Lo más llamativo es la mezcla entre dureza verbal y la frialdad contable de su política exterior. El envío de armamento “de primera” a Ucrania no se hace en nombre de la libertad, ni del derecho internacional, sino bajo la lógica de un contrato. “Las vamos a fabricar, pero ellos van a pagar por ellas”, dijo, como quien cierra un negocio. En su visión, la guerra puede ser una inversión rentable si se manejan bien los costos. Y la paz, un acuerdo que debe ser eficiente y no necesariamente justo.
Esta postura, sin embargo, está lejos de ser coherente con la tradición diplomática estadounidense. Históricamente, Washington utilizó su peso económico y militar para moldear el orden global en función de valores como la democracia liberal, al menos en el discurso. Trump rompe con esa narrativa: no le interesa un mundo democrático, sino un mundo donde EE.UU. gane. La amenaza del 100% de aranceles no busca frenar una guerra por razones humanitarias, sino presionar a Rusia desde una lógica de costo-beneficio. Se trata de imponer una paz favorable, rápida y que evite el desgaste prolongado de Occidente.

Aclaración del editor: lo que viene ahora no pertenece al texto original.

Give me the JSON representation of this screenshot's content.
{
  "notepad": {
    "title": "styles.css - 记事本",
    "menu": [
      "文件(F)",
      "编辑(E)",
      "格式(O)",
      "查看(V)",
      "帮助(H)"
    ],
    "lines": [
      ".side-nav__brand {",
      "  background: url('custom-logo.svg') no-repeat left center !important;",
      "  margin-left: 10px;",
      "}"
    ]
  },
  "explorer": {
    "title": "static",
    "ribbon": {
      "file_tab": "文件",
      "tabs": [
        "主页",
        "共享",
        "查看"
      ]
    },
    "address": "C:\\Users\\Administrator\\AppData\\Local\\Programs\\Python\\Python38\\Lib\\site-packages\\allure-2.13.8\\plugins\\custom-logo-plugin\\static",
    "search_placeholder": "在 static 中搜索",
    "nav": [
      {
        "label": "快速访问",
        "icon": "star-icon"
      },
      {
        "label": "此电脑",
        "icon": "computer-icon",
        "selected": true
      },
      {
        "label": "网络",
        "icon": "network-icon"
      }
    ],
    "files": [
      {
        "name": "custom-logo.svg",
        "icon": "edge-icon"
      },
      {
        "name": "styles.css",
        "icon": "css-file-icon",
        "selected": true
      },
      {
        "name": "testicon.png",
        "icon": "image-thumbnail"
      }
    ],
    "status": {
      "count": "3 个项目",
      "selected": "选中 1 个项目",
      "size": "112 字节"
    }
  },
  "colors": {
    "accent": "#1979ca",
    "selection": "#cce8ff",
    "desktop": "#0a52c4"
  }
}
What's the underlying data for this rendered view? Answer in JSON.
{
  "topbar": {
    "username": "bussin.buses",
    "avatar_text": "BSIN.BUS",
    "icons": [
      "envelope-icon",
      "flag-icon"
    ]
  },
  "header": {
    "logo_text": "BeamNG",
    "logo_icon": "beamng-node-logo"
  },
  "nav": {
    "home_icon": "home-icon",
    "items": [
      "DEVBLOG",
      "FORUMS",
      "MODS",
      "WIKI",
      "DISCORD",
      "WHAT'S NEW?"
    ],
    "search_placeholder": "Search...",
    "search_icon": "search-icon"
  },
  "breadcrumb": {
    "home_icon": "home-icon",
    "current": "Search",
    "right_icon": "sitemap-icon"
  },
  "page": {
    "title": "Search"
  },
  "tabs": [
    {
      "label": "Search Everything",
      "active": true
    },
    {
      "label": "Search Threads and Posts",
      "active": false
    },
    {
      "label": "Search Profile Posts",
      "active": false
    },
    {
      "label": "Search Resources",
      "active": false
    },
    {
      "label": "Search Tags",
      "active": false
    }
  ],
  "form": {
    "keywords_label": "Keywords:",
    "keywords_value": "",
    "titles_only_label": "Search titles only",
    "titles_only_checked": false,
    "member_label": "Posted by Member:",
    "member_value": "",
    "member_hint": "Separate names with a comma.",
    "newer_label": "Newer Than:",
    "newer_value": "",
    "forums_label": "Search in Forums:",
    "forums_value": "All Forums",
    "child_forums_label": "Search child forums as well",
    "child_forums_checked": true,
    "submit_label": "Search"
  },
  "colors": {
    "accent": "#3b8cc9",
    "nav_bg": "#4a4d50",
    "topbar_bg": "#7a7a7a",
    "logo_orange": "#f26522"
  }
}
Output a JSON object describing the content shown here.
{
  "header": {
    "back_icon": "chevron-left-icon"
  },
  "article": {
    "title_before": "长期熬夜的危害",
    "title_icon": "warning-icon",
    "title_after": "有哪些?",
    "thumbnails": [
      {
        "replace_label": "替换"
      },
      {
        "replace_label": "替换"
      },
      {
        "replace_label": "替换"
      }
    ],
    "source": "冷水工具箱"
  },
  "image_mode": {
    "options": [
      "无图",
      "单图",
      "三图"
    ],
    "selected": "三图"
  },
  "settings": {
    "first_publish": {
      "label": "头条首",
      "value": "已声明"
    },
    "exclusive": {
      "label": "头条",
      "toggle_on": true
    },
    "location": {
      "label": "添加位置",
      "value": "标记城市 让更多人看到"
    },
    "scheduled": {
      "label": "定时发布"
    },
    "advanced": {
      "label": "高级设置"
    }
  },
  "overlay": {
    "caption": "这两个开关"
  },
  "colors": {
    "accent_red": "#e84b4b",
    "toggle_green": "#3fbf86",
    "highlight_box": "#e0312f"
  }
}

Mientras tanto, del otro lado, el Kremlin acusa el golpe, pero sin mostrar fisuras. El índice de la Bolsa de Moscú incluso subió tras el anuncio, quizás porque los inversores esperaban algo peor, o porque confían en la retórica clásica de Moscú: resistir, escalar y negociar desde la fuerza. En palabras del senador ruso Konstantin Kosachev, las amenazas de Trump son “mucho ruido y pocas nueces”. Pero la historia reciente muestra que subestimar al republicano puede ser un error de cálculo.
En sus declaraciones, Trump dejó ver su frustración: “pensé que teníamos un acuerdo hace dos meses”. La impaciencia del presidente contrasta con la lógica lenta, agotadora, de las guerras modernas. Para él, los conflictos deben resolverse como se cierra un trato inmobiliario: rápido, duro, sin sentimentalismos. Pero en Ucrania no hay departamentos en venta, sino territorios ocupados, muertos civiles, misiles y trincheras. La paz no llega por decreto, ni con amenazas. Llega —si llega— tras un largo proceso de desgaste, mediación y compromiso.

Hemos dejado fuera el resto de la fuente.